Steamships, Railways, and Global Reach
By 1918, the world was more connected than during any previous pandemic. Steamships could cross the Atlantic in days, railways linked port cities to inland towns, and the war effort kept all of these networks running at full capacity. The virus reached virtually every inhabited continent within months. Remote communities in Alaska and Pacific islands, places that might have been spared in earlier centuries, were hit hard once supply ships or returning soldiers arrived.
The speed of early 20th-century transportation meant that by the time any city recognized it had an outbreak, the virus had already been seeded in dozens of other locations. There was no realistic way to quarantine at a national or continental scale.
What Cities Tried to Stop the Spread
Without vaccines or antiviral drugs, cities relied on what public health officials now call non-pharmaceutical interventions. These included closing schools and churches, banning public gatherings, mandating mask wearing, isolating confirmed cases, and promoting hygiene measures like handwashing and disinfection.

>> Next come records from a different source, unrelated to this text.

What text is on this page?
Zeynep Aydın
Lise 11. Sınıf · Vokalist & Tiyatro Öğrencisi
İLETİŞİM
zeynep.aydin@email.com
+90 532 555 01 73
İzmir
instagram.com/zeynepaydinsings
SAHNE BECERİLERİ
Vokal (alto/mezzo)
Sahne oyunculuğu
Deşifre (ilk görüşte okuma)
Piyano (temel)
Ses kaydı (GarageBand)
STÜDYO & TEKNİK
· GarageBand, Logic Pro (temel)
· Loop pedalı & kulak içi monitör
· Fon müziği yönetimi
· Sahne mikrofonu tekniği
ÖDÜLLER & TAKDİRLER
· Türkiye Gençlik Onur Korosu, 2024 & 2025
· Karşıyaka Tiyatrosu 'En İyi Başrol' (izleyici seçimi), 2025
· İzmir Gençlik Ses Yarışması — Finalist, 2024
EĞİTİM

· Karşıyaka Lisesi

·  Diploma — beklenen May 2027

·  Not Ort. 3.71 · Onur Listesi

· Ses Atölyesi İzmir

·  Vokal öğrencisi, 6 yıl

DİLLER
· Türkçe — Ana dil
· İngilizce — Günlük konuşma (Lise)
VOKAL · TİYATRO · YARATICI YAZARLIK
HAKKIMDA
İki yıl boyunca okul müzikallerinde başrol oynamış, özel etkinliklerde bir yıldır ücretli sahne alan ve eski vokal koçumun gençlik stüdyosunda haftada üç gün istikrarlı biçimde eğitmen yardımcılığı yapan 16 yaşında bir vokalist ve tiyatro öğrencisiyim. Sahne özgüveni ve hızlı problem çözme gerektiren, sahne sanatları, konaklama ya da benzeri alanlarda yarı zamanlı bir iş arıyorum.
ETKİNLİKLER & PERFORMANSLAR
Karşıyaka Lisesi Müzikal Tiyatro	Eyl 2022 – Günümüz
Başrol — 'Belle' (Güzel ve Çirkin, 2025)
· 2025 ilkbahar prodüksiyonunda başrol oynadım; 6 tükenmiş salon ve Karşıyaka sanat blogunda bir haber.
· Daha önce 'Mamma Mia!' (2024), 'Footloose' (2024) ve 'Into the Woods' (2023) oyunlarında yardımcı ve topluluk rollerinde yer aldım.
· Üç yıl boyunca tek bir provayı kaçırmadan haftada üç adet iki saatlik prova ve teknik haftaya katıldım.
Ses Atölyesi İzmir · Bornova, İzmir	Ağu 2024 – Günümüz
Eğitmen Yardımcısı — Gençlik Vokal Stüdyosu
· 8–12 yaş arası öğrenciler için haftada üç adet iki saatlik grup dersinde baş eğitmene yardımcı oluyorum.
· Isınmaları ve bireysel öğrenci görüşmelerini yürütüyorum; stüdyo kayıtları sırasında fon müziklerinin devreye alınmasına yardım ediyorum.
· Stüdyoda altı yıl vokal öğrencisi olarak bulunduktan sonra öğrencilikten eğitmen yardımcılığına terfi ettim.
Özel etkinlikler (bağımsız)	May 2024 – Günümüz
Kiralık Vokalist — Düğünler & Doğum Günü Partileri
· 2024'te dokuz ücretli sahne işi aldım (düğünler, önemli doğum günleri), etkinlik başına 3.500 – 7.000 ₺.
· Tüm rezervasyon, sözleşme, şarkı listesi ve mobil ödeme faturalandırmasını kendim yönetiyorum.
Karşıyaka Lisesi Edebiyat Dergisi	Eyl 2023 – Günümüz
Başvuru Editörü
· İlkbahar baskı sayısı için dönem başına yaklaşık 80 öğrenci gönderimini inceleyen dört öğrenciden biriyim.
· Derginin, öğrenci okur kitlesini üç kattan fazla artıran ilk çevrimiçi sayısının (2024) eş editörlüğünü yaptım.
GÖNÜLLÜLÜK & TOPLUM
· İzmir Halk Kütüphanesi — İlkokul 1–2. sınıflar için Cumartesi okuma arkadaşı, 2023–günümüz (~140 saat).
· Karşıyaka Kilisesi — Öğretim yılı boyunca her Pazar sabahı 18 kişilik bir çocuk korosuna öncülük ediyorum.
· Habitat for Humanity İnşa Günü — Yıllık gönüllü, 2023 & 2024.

The results varied enormously depending on timing. Cities that introduced measures early in their local epidemics, such as San Francisco, St. Louis, Milwaukee, and Kansas City, reduced transmission rates by 30 to 50 percent. A PNAS analysis of U.S. cities found that these interventions reshaped the curve of the epidemic significantly, flattening what would have been a single massive peak into a lower, longer wave. But the overall reduction in total deaths was more modest, typically 10 to 30 percent, largely because measures were introduced too late and lifted too early.
The analysis estimated that if cities had been able to sustain their interventions longer, mortality could have dropped by at least 40 percent on average. For the most effective cities, deaths could have been cut by 50 percent or more. San Francisco, in the best-case modeling scenario, could theoretically have suppressed transmission below the threshold needed to sustain the epidemic, potentially reducing mortality by over 95 percent. In practice, no city managed to hold restrictions long enough to achieve that.
Why “Spanish Flu” Is a Misnomer
The pandemic did not start in Spain. The name stuck because Spain, as a neutral country during World War I, had no wartime censorship of its press. Spanish newspapers freely reported on the outbreak, while countries involved in the war suppressed news of illness to maintain morale. This created the false impression that Spain was uniquely affected. The leading origin theories point to the United States (Kansas specifically), France, or China, though researchers acknowledge that pinning down the exact location of the first cases is extremely difficult. Descriptions of an unusual respiratory illness matching the pandemic disease were documented by military physicians in France as early as 1917.